Jamie Lokier (lkd@tantalophile.demon.co.uk)
Fri, 16 Jul 1999 02:55:52 +0200


Larry McVoy wrote:
> This is the linux-kernel list and we are still pretty committed to
> providing Unix semantics...

The question: Is user-level context switching is ever a good idea? At
one extreme are applications that use lots of Unix semantics in their
threads.

At the other extreme are applications that want very light weight
threads, and hardly interact with Unix at all -- though they must be
securely contained by it. And they must share with other Unix users
etc. even though they don't communicate much with them.

These are applications that have a lot of worker threads doing
calculations or other things the kernel hardly ever sees, and want to
communicate between threads efficiently. But occasionally a thread
wants to call the kernel (say to log a message, get a timer tick etc.),
so Unix thread semantics are required.

I claim that certain specialised light weight threads can context switch
a lot faster in user space than kernel space -- not least because they
don't have to switch a whole context.

It follows that there just _might_ be a way to combine this with Unix
thread semantics to get the best of all worlds.
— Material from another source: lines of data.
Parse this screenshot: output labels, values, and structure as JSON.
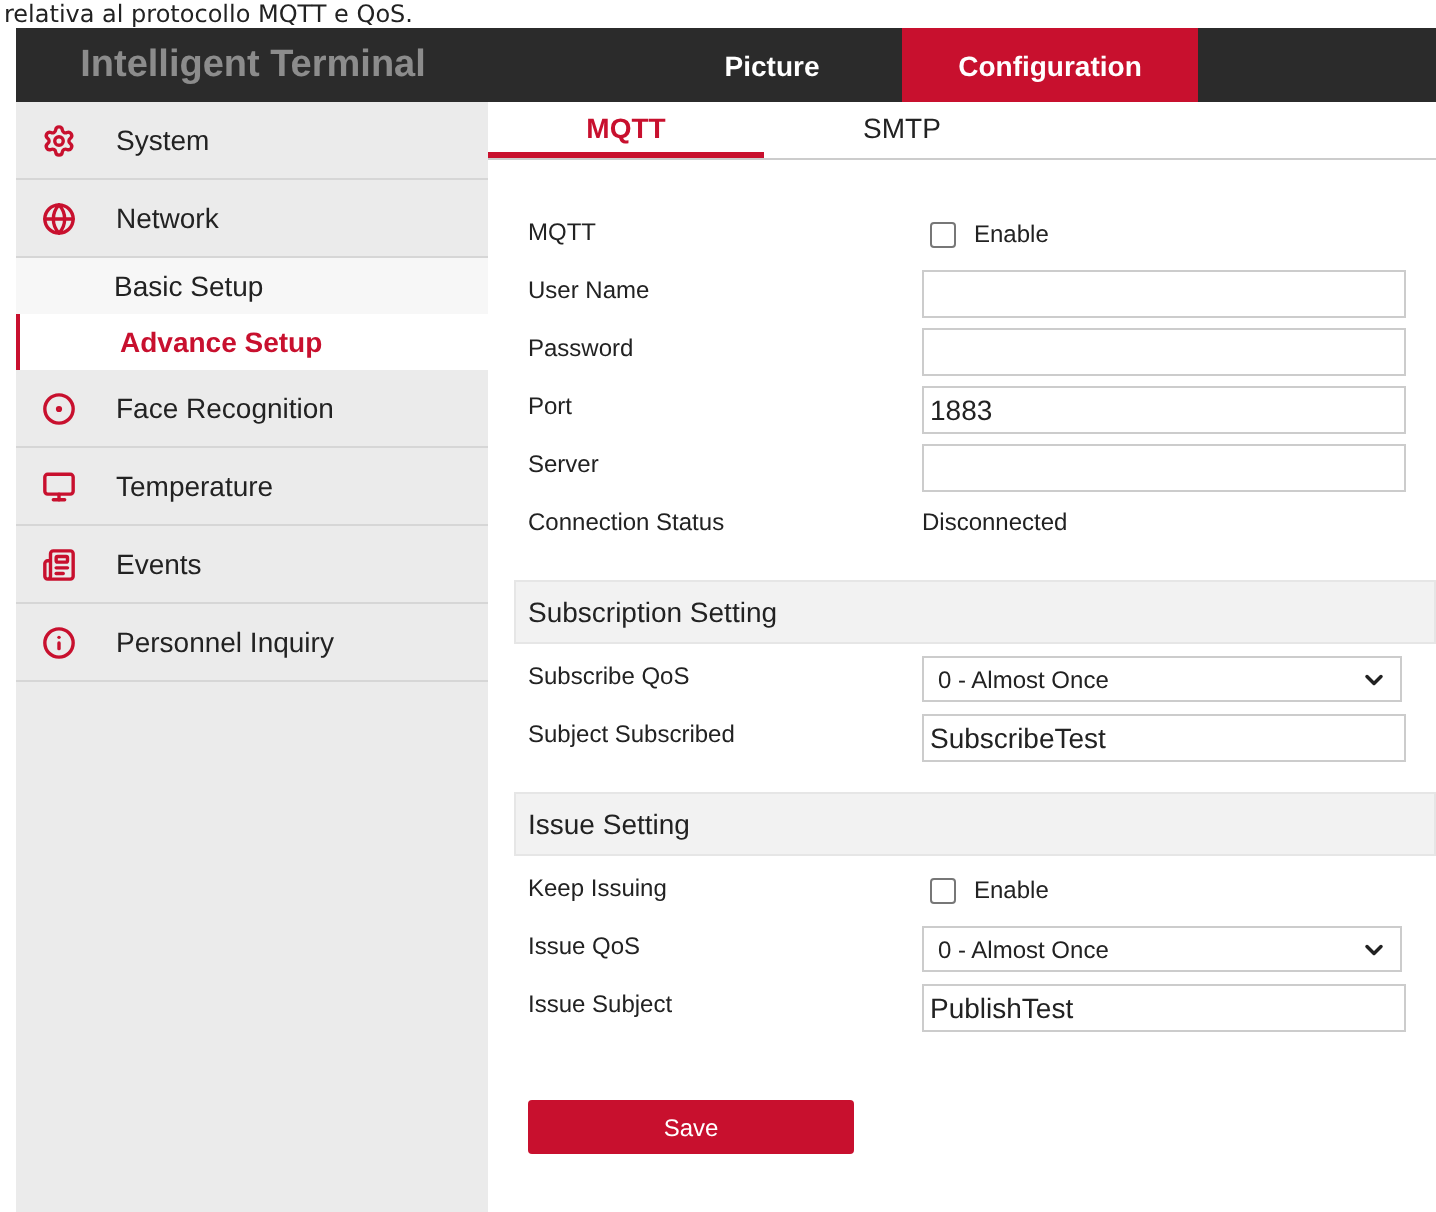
{
  "caption": "relativa al protocollo MQTT e QoS.",
  "header": {
    "title": "Intelligent Terminal",
    "tabs": [
      {
        "label": "Picture",
        "selected": false
      },
      {
        "label": "Configuration",
        "selected": true
      }
    ]
  },
  "sidebar": [
    {
      "label": "System"
    },
    {
      "label": "Network",
      "children": [
        {
          "label": "Basic Setup",
          "selected": false
        },
        {
          "label": "Advance Setup",
          "selected": true
        }
      ]
    },
    {
      "label": "Face Recognition"
    },
    {
      "label": "Temperature"
    },
    {
      "label": "Events"
    },
    {
      "label": "Personnel Inquiry"
    }
  ],
  "sub_tabs": [
    {
      "label": "MQTT",
      "selected": true
    },
    {
      "label": "SMTP",
      "selected": false
    }
  ],
  "sections": [
    {
      "fields": [
        {
          "kind": "checkbox",
          "label": "MQTT",
          "option": "Enable",
          "checked": false
        },
        {
          "kind": "input",
          "label": "User Name"
        },
        {
          "kind": "input",
          "label": "Password"
        },
        {
          "kind": "input",
          "label": "Port",
          "value": "1883"
        },
        {
          "kind": "input",
          "label": "Server"
        },
        {
          "kind": "status",
          "label": "Connection Status",
          "value": "Disconnected"
        }
      ]
    },
    {
      "heading": "Subscription Setting",
      "fields": [
        {
          "kind": "select",
          "label": "Subscribe QoS",
          "value": "0 - Almost Once"
        },
        {
          "kind": "input",
          "label": "Subject Subscribed",
          "value": "SubscribeTest"
        }
      ]
    },
    {
      "heading": "Issue Setting",
      "fields": [
        {
          "kind": "checkbox",
          "label": "Keep Issuing",
          "option": "Enable",
          "checked": false
        },
        {
          "kind": "select",
          "label": "Issue QoS",
          "value": "0 - Almost Once"
        },
        {
          "kind": "input",
          "label": "Issue Subject",
          "value": "PublishTest"
        }
      ]
    }
  ],
  "save_button": "Save"
}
> OK, so this is a single user device, right? If the kernel isn't
> arbitrating access to the device then you either have to have a bunch
> of friendly (and smart) users or it's single user. Once again, hardly
> a fair comparison. You can make just about anything have really great
> performance if you drop off all support for time sharing, etc.

The system time shares at the same time -- it's just this app has
exclusive access to the device. Other users can use the machine
(crapping on performance but that's tough luck).

Basic Linux semantics are retained, and all this busy threading &
communication is nicely contained within a single group of Linux
threads.

> Great, go ahead. What are the AF_PACKET numbers doing the same thing?

Darn, where'd I put them... :-)
Numbers have been quoted at me before. I'll see if I can get hold of them.

> Err, the only numbers you have quoted are for TCP/IP and your raw packets.
> You haven't quoted the kernel raw ethernet + demultiplexing numbers
> anywhere that I've seen. Or did I miss that?

No you didn't miss it -- I've heard the numbers but don't remember --
but they weren't good. Mind you most of the overhead goes in the
kernel<->user packet copying and handling interrupts -- these Intel
boxes just don't do fast interrupts.

> Anyway, if your hardware can get these numbers without kernel support,
> I'm pretty sure you can also get these numbers with kernel support.

I agree. That's my point of view. I'd like to take his neat tricks and
somehow make the kernel just as quick while preserving Unix semantics.

- You may have noticed me mention polling in network drivers a while back.

- There's sysenter/sysexit which might help, I'm not sure.

- Losing the kernel<->user copy is significant, if you don't care about
checksums or the hardware will do it. I base this on extrapolating from
experiments with the user-space driver. Doing this efficiently
within the standard API is a challenge :-)

- One of the things that may make kernel threads quicker is perhaps to
optimise context switching further -- by cooperation with user space.
E.g. there is no need to save/restore FPU context even when the FPU is
used, if you can do the context switch at a function boundary. And so
on.

The last point is why I'm involved in this discussion.